NN: Let's see. That would have been '69, perhaps maybe about in June, perhaps this month. When I came back, it was somewhat like a numb feeling where I was just glad to be back in what we could call, the military term was "the world." So when you're in Vietnam, we always talk about getting back to the world. So I just was glad to get back to the world, I had no expectations except that I'm home. So everything was relatively new to me, and within a period of like thirteen months that I was overseas, that it was shocking the changes that I felt and I saw. And I guess it was during the time where people of color were finding their, searching for identity, finding their identity, standing up for years, decades, centuries of oppression. There was like a hippie movement at the time, the slang, the dress, and the appearances, and mainly the attitudes were some, very counterculture. So this was like, wow, what's happening? But everything that I saw or felt and I experienced at the time when I was, I came back home, was I dug the vibe. Because when I enlisted at that time, just within my own community, it was pretty much uptight. And so I remember back then, like the '60s, actually growing up, there was always hostility between Japanese Americans from the west side, from the east side, like the Gardena kind of thing over there, and there would be a lot of, "Where are you from?" kind of bullshit. But I didn't sense any of that, which was, felt really good. Because I guess people were, some people that were, I guess, quote/unquote part of a movement that they were strongly putting out messages of unity, things of that nature. And so that's what, kind of like, I came home to, and I think I adjusted okay.

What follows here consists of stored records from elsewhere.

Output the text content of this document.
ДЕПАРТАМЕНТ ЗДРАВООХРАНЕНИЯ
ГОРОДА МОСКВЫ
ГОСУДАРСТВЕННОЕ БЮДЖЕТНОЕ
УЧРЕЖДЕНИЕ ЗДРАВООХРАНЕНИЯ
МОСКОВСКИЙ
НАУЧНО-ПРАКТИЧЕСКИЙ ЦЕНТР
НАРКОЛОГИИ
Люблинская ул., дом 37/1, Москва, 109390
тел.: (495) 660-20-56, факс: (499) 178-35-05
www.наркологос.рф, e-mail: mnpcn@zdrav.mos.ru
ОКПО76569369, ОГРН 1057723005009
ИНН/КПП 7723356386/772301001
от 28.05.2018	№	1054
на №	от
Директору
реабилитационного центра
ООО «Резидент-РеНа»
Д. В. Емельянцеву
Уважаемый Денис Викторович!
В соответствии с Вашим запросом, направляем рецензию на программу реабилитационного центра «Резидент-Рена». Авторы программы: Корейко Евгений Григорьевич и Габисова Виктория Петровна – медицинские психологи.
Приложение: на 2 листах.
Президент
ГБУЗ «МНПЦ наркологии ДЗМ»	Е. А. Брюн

BN: What was the first thing that you did when you got back?

NN: I think I went shopping for some clothes. And what I was going to do is, I had it planned out, one of the first things I was going to do was I was going to go to Playa del Rey, and they have some fire pits over there. When I came home, I came home with all my military stuff, fatigues and boots and all this crap. And what I was going to do was I was going to go down to Playa del Rey and I was going to burn it. And I think when I got home, I have a younger brother who's like eight years younger, and him and his friends, they were all wearing fatigues, so he wanted them. Saved me a trip to the beach, so I remember that.

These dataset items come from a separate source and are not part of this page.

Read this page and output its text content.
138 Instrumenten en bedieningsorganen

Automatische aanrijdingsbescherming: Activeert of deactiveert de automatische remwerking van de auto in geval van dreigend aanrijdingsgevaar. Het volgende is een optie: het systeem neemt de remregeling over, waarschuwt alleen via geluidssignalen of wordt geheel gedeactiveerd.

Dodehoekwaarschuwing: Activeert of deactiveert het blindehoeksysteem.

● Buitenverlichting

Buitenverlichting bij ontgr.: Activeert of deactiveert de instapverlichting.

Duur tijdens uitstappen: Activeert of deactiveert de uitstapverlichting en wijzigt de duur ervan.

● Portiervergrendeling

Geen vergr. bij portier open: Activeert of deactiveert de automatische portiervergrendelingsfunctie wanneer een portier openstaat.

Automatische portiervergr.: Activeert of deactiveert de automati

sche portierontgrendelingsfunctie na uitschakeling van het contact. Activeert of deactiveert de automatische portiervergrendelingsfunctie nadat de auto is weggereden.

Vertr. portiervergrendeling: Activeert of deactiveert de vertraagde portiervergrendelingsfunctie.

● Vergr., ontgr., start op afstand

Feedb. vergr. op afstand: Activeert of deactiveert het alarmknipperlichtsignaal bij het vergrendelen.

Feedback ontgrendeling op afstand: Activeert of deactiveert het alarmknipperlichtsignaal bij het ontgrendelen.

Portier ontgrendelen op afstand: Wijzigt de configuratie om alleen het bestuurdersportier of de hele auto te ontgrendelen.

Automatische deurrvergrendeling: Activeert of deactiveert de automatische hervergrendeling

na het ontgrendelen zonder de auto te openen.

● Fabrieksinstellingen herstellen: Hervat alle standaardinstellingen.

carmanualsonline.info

BN: Was that just a fashion thing with your brother's generation?

NN: Yeah. For some reason, everybody was anti-war, but it was cool to wear these fatigues kind of thing, at least for, I think he was in junior high. They call it, now it's middle school, but he was in junior high at Audubon. So I gave it to him and I think it kind of supplied the whole neighborhood of his friends.

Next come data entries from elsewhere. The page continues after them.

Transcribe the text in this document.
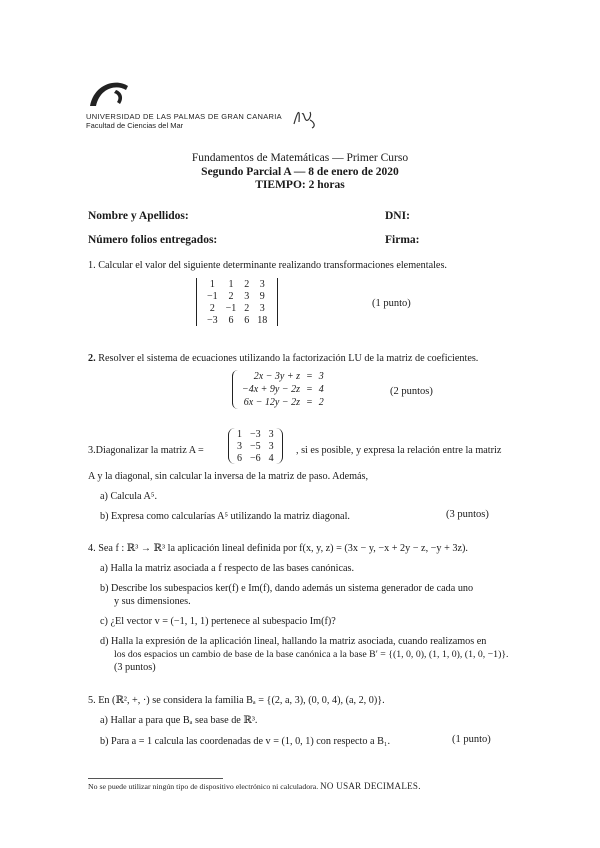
UNIVERSIDAD DE LAS PALMAS DE GRAN CANARIA
Facultad de Ciencias del Mar
Fundamentos de Matemáticas — Primer Curso
Segundo Parcial A — 8 de enero de 2020
TIEMPO: 2 horas
Nombre y Apellidos:	DNI:
Número folios entregados:	Firma:
1. Calcular el valor del siguiente determinante realizando transformaciones elementales.
1	1	2	3
−1	2	3	9
2	−1	2	3
−3	6	6	18
(1 punto)
2. Resolver el sistema de ecuaciones utilizando la factorización LU de la matriz de coeficientes.
2x − 3y + z	=	3
−4x + 9y − 2z	=	4
6x − 12y − 2z	=	2
(2 puntos)
3.Diagonalizar la matriz A =
1	−3	3
3	−5	3
6	−6	4
, si es posible, y expresa la relación entre la matriz
A y la diagonal, sin calcular la inversa de la matriz de paso. Además,
a) Calcula A⁵.
b) Expresa como calcularías A⁵ utilizando la matriz diagonal.	(3 puntos)
4. Sea f : ℝ³ → ℝ³ la aplicación lineal definida por f(x, y, z) = (3x − y, −x + 2y − z, −y + 3z).
a) Halla la matriz asociada a f respecto de las bases canónicas.
b) Describe los subespacios ker(f) e Im(f), dando además un sistema generador de cada uno
y sus dimensiones.
c) ¿El vector v = (−1, 1, 1) pertenece al subespacio Im(f)?
d) Halla la expresión de la aplicación lineal, hallando la matriz asociada, cuando realizamos en
los dos espacios un cambio de base de la base canónica a la base B′ = {(1, 0, 0), (1, 1, 0), (1, 0, −1)}.
(3 puntos)
5. En (ℝ², +, ·) se considera la familia Bₐ = {(2, a, 3), (0, 0, 4), (a, 2, 0)}.
a) Hallar a para que Bₐ sea base de ℝ³.
b) Para a = 1 calcula las coordenadas de v = (1, 0, 1) con respecto a B₁.	(1 punto)
No se puede utilizar ningún tipo de dispositivo electrónico ni calculadora. NO USAR DECIMALES.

BN: Did you keep in touch with the friends you had made while you were in the military?

NN: No. One disadvantage in the Vietnam military era is that we were kind of picked off one by one. So when we went to, overseas, we did not go as a unit. And this is the first time that the military didn't send units together, they just sent us individually. So you went by yourself and you came home by yourself, and we all were sent back when we completed our overseas tour separately. So I think previously, like all other military units, they trained together, they went overseas together, they came back home together, and actually I think it was a lot healthier, where you're orientated together and you're debriefed together at the end and you have this long history of camaraderie. And yes, you know what, I did meet people in Vietnam from all different walks of life. But I think it was somewhat different when, "I'm glad to see you're getting out of here, have a good life," kind of thing. And there was this one Asian, a Buddhahead guy, that I got tight with in Vietnam because we were in the same unit. He was from Azusa, and after we kind of broke ice and got to know each other, I wish I would have kept in contact with him. And I've kind of looked up his name a few times, but there was no hits on him.

BN: And when while you were there, how much were you aware of what was going on back home or when you came back, was it all kind of new and something you didn't know was going on?

NN: Yes, I didn't know what was going on. To be honest, when I enlisted, I didn't know what was going on either, so it was a continuation. I mean, I was just kind of going through the motions.